2 Rois

Chapitres 11 à 13

Au chapitre 11, le jugement de Dieu tombe sur la famille1 qui a corrompu Israël et même aussi Juda. La fille de la maison d’Achab, l’usurpatrice du trône de Juda, Athalie est retranchée par le moyen de la fidélité du souverain sacrificateur dont la femme avait conservé un rejeton de David.

1 Pendant qu’Achab, excité par Jésabel, ainsi que sa famille et ses fils, sont les instruments de l’apostasie et de la corruption d’Israël, Dieu envoie le témoignage d’Élie et d’Élisée. C’est, au fond (après Salomon), le sujet des deux livres des Rois. La chute de la maison de David, amenée par son alliance avec Israël ou par l’exemple de ses rois, nous est racontée à la fin du livre, où sont introduits aussi tous les rapports de l’Assyrien avec le peuple de Dieu.
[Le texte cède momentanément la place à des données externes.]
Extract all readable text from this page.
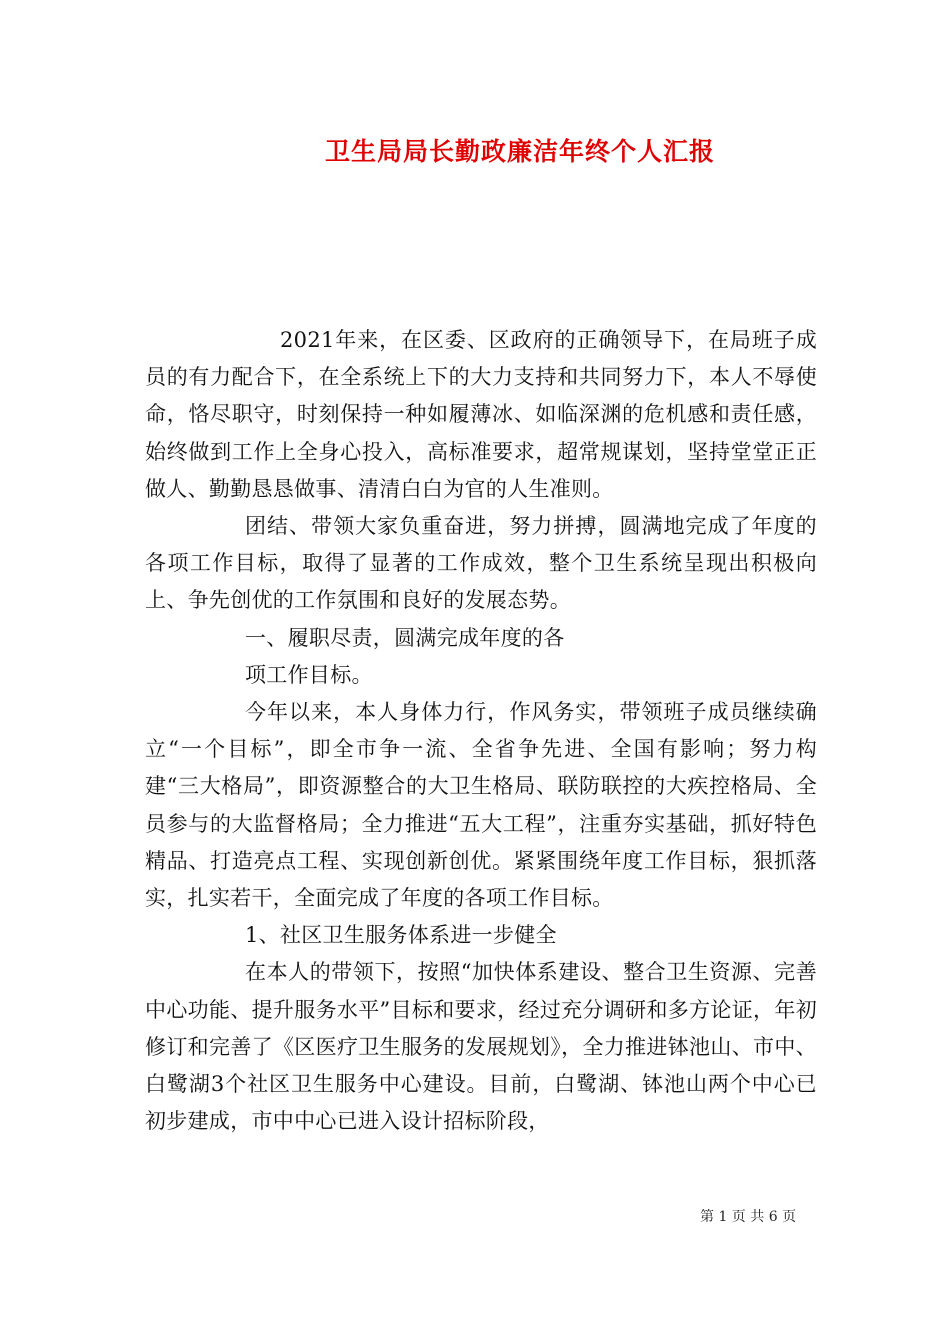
卫生局局长勤政廉洁年终个人汇报

2021年来，在区委、区政府的正确领导下，在局班子成员的有力配合下，在全系统上下的大力支持和共同努力下，本人不辱使命，恪尽职守，时刻保持一种如履薄冰、如临深渊的危机感和责任感，始终做到工作上全身心投入，高标准要求，超常规谋划，坚持堂堂正正做人、勤勤恳恳做事、清清白白为官的人生准则。

团结、带领大家负重奋进，努力拼搏，圆满地完成了年度的各项工作目标，取得了显著的工作成效，整个卫生系统呈现出积极向上、争先创优的工作氛围和良好的发展态势。

一、履职尽责，圆满完成年度的各

项工作目标。

今年以来，本人身体力行，作风务实，带领班子成员继续确立“一个目标”，即全市争一流、全省争先进、全国有影响；努力构建“三大格局”，即资源整合的大卫生格局、联防联控的大疾控格局、全员参与的大监督格局；全力推进“五大工程”，注重夯实基础，抓好特色精品、打造亮点工程、实现创新创优。紧紧围绕年度工作目标，狠抓落实，扎实若干，全面完成了年度的各项工作目标。

1、社区卫生服务体系进一步健全

在本人的带领下，按照“加快体系建设、整合卫生资源、完善中心功能、提升服务水平”目标和要求，经过充分调研和多方论证，年初修订和完善了《区医疗卫生服务的发展规划》，全力推进钵池山、市中、白鹭湖3个社区卫生服务中心建设。目前，白鹭湖、钵池山两个中心已初步建成，市中中心已进入设计招标阶段，

第 1 页 共 6 页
Toutefois, il n’y a pas de vrai zèle pour l’Éternel. Les sacrificateurs gardent pour eux-mêmes l’argent qu’ils avaient consenti à appliquer à la réparation de la maison de Dieu, jusqu’à ce que le roi intervienne pour y mettre ordre.

Marchant sur les traces de Jéroboam, fils de Nébath, la maison de Jéhu ne garantit nullement Israël contre Hazaël. Mais les compassions de l’Éternel suscitent un sauveur. Il y avait encore place, dans son cœur miséricordieux, pour la patience envers son peuple. Élisée, prêt à mourir, met le roi sur le chemin de la délivrance, mais son cœur était incapable d’en saisir toute la portée. Toutefois, sous le règne de Joas, les Syriens sont refoulés dans leur pays, et Jéroboam, tout en marchant dans les voies du fils de Nébath, est capable de ressaisir tout le pays placé autrefois sous la domination de Juda; car Dieu avait pitié d’Israël et avait vu que son affliction était très amère.

Hélas! lorsque ce n’est pas la foi du peuple de Dieu qui est la source de la force, un ennemi détruit fait place à un autre. L’Assyrien paraît bientôt sur la scène. Élisée étant mort, Israël, privé de ce dernier lien avec Dieu, tombe bientôt dans l’anarchie et la ruine. L’Assyrien envahit le pays. Israël, associé au roi de Syrie, tourne contre Juda ses derniers efforts. Triste tableau du peuple de Dieu! L’alliance de la Syrie et d’Israël met en relief l’infidélité du roi de Juda et l’enlace dans les pièges de l’Assyrien.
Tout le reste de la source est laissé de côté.